Aerial photography of Fuzhou city scenery panorama. Photo: Shutterstock Images

“High-frequency data shows that new-home sales remained sluggish in July,” said Yang Zhenyu, an analyst at China Merchants Securities. “The recovery outlook now remains uncertain and the market is awaiting policies that will boost the sector.”

Housing sales have stagnated after a brief rebound earlier in the year spurred by China’s reopening of the economy, with the downtrend spreading even to the bigger cities. Sales of new homes dropped at an annual rate of 5.3 per cent to almost 600 million square meters in the first half, according to the official data, while property investment fell 8 per cent from a year earlier to 5.9 trillion yuan in the same span.

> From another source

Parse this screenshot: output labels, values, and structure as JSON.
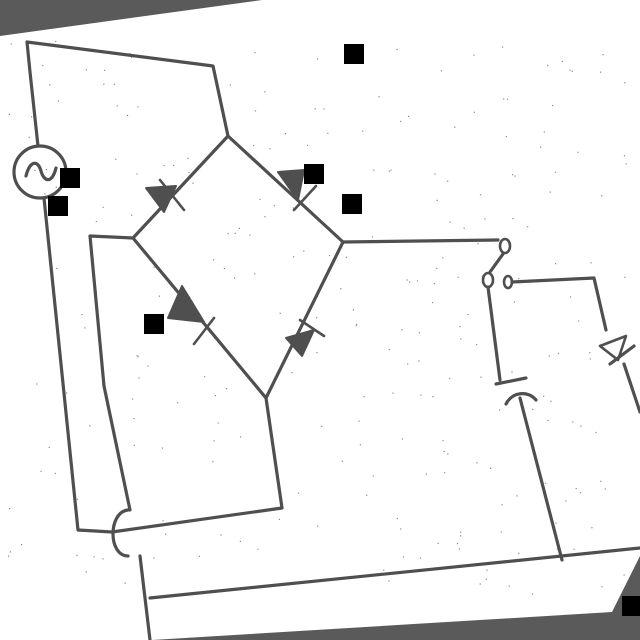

Beijing is already on the move to reassess and recalibrate its tough stance on the industry, with the Communist Party’s highest decision-making Politburo striking a dovish tone at its meeting on Monday. The ditching of the slogan “housing is for living, not for speculation,” the first omission at a high-level conference in five years, has fanned speculation that the long-standing restrictive measures imposed in tier-one and tier-two cities will be eased.

The housing ministry responded to the call from top policymakers by summoning a meeting with key developers, telling them that the government is considering lowering both mortgage funding rates and down payment ratios.

The Hang Seng Mainland Properties Index jumped by 13 per cent this week, the steepest weekly gain since December. Chinese developers trading in Hong Kong topped the list of the best performers on the Hang Seng Index for the week, with Longfor Group Holdings surging 27 per cent and Country Garden Holdings rallying 22 per cent.

Still, a sustained rebound in the property market is unlikely, given the multi-headwinds the industry faces, such as the growth slowdown and the shrinking pile of personal savings, according to Yang at China Merchants Securities.

The fate of the property market largely hinges on government policies and homebuyers’ confidence, according to Raymond Cheng, managing director of property management of CGS-CIMB securities. He expects some big changes in the strict purchase restrictions that currently prevail in the biggest cities.

“Home-buying sentiment was quite weak at the end of June, this explained why authorities need to do more,” said Cheng. “And homebuyers want to wait in anticipation of further price declines,” he added, explaining the hurdles to boosting consumer confidence.